8. Why does reperfusion have the potential to cause further injury?
a. The sudden input of oxygen and white blood cells may promote free radical damage.
b. The increase of oxygen in an area of injury promotes continued free radical formation with products of the initial injury.
c. WBCs will also produce free radicals in the process of their normal phagocytic activity.
9. Ultrastructural changes in injured cells:
a. Mitochondrial changes: swelling with loss of cristae due to loss of ATP and increased water content.
i. May also fill with flocculent material or collect dense deposits of calcium and debris.
ii. May become extremely dense and shrink (calcification).
b. Membrane damage: loss of membrane ion transport pumps as a result of the loss of ATP, lytic effects resulting in leakage and loss of membrane polarity.
i. Other abnormal features include blebbing, bizarre microvilli shapes, and total loss of microvilli.
ii. Loss of cell-to-cell contacts and tight junction integrity is also common.
c. Lysosomes: More secondary lysosomes seen. Autophagosomes may become apparent. Residual bodies remain.
d. RER and SER: Swelling occurs in both with influx of water.
i. Loss of associated ribosomes occurs in RER.
ii. Exposure to certain drugs can cause in increase in the volume of SER.
e. Cytoskeleton: Proteases liberated by increased calcium may damage microfilaments, microtubules, and intermediate filaments.

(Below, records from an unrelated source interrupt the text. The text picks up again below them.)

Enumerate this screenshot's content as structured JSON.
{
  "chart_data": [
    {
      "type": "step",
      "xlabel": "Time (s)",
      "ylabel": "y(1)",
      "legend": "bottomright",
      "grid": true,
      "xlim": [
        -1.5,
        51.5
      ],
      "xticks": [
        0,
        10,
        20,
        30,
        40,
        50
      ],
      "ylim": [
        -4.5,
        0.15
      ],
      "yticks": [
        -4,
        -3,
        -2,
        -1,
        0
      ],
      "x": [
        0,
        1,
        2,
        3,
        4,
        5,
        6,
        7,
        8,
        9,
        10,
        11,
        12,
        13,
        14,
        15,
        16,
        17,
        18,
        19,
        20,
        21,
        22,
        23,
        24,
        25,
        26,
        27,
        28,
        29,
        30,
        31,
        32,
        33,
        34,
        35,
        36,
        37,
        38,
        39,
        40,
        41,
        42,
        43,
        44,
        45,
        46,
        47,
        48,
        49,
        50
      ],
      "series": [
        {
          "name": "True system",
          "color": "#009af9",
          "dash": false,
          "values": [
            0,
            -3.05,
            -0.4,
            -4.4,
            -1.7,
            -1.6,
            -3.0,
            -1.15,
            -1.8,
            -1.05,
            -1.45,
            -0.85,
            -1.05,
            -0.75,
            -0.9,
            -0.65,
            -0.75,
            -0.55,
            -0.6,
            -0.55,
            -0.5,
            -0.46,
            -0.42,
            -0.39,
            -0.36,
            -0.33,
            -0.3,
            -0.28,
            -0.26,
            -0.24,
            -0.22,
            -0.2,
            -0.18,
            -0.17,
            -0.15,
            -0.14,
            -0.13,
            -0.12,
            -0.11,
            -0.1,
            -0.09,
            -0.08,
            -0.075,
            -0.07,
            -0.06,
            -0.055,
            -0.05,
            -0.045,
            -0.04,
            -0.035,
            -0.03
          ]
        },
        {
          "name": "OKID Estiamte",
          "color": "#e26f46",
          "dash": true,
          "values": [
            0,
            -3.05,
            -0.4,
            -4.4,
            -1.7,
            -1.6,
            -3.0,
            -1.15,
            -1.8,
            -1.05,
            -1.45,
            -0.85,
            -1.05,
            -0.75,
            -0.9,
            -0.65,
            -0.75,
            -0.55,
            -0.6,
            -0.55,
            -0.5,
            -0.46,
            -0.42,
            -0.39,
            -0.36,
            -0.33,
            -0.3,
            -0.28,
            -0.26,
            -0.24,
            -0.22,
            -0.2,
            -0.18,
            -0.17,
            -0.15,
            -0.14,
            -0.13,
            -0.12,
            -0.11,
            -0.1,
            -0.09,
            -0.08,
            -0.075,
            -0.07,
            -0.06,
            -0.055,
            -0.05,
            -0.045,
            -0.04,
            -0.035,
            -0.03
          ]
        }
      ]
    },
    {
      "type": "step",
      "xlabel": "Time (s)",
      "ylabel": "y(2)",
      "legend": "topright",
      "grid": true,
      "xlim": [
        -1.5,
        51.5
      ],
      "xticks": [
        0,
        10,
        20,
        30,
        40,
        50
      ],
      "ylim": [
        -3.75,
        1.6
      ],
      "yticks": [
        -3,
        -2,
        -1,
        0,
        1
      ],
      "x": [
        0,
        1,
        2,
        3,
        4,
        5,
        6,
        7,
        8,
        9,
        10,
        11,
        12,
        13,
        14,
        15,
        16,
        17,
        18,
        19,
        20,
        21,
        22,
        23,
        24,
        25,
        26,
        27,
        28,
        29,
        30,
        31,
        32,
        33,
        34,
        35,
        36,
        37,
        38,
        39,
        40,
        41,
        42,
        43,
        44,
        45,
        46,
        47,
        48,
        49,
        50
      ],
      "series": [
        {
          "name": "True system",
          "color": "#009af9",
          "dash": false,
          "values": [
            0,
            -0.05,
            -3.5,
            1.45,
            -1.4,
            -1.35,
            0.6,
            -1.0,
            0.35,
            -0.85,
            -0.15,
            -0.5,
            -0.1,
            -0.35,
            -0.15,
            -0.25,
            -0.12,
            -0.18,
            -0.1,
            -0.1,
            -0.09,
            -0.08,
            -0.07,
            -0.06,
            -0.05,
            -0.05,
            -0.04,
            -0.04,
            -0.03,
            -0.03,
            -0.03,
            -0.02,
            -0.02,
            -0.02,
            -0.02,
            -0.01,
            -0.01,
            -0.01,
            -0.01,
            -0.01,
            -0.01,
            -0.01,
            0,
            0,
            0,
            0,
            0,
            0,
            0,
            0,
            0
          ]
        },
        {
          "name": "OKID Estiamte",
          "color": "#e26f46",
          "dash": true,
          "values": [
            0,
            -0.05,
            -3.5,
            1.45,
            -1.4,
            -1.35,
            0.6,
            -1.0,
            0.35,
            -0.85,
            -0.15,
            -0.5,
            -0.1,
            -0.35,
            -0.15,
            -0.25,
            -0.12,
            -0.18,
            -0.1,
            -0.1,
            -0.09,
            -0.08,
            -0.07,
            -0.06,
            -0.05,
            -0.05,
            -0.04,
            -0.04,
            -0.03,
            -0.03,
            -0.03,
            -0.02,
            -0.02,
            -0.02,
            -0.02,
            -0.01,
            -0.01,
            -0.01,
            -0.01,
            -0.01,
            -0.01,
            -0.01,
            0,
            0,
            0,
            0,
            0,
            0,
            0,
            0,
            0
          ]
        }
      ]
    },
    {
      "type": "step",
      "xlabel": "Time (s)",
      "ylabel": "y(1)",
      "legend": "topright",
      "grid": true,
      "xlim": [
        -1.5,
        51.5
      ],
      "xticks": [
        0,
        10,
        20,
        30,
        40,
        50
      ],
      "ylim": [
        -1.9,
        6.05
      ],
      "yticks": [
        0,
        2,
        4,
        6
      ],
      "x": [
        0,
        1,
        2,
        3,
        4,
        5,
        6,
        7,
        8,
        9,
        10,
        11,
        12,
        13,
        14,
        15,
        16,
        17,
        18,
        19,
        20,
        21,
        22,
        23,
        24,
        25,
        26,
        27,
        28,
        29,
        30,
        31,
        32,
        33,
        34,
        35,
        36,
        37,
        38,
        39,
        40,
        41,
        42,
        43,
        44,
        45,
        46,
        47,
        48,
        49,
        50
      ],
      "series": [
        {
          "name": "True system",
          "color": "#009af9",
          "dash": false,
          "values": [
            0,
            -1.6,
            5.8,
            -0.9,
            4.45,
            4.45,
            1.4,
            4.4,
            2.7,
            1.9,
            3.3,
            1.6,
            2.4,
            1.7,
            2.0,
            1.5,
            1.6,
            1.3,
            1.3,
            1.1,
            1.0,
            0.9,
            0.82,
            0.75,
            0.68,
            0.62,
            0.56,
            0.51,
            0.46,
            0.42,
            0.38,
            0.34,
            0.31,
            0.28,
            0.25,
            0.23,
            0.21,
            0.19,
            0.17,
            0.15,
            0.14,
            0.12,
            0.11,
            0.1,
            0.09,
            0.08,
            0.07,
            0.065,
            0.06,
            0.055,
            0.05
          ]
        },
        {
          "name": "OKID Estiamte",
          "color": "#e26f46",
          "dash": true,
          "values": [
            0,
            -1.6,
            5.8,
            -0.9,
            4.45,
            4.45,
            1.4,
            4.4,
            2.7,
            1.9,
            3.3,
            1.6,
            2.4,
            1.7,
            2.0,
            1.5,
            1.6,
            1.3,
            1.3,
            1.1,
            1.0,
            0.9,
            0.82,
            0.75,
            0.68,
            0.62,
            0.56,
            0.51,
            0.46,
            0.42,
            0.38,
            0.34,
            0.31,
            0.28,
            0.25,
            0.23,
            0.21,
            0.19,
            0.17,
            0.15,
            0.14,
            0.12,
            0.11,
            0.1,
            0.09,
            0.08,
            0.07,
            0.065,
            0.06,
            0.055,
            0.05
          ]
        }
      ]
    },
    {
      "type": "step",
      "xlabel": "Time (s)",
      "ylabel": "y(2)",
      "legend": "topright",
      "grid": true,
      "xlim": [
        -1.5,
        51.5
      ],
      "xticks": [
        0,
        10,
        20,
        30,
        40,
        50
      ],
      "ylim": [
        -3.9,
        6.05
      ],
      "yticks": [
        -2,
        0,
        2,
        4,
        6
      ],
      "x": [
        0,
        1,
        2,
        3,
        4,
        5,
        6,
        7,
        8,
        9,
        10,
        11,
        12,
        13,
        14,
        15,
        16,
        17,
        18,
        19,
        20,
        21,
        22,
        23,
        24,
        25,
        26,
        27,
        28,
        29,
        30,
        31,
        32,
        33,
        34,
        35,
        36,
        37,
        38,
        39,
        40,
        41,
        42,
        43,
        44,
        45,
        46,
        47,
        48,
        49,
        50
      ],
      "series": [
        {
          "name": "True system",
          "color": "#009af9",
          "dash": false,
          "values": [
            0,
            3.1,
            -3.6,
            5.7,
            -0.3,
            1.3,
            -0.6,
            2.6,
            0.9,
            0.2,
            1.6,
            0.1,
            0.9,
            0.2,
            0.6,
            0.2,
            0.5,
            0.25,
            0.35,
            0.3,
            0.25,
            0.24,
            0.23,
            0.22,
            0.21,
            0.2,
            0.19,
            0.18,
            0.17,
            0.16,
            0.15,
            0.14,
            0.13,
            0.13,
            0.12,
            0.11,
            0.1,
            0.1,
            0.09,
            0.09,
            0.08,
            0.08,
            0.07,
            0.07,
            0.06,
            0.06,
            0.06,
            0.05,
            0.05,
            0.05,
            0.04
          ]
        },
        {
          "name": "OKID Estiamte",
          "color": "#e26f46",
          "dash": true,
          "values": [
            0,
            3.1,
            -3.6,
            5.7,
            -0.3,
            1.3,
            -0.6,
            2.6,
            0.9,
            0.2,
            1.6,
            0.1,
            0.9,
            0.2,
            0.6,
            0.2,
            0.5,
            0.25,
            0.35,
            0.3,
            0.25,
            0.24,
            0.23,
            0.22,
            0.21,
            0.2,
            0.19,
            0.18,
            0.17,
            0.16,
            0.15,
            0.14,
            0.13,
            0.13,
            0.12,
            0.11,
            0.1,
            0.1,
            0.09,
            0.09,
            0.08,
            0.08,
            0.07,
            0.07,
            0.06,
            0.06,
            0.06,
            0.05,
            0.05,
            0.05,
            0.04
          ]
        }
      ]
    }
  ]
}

f. Nuclear changes: Chromatin usually condenses near the periphery of the nucleus in injured cells, and the nucleus may become indented.
i. Pyknosis: with continued stress injury that is irreversible, the nucleus becomes very small and very condensed throughout
ii. Karyolysis: initial loss of density in the nucleus secondary to endonuclease activity
iii. Karyorrhexis: process where the nucleus fragments before disappearing in the dead cell
10. Understand the subcellular changes that account for hydropic change (cell swelling) seen at the light microscope level.
a. Initially, clear vacuoles are observed in the cytoplasm and cell-to-cell contacts appear to loosen as more water enters the cell and its organelles.
b. A loss of cytoplasmic basophilia is directly related to loss of ribosomes from RER and eosinophilic inclusions in the cytoplasm may be formed by aggregations of intermediate filaments.
c. Nuclear changes reflect the rearrangement of condensed chromatin.
d. In cells that metabolize fat, fatty change is the most common change detected in reversible injury.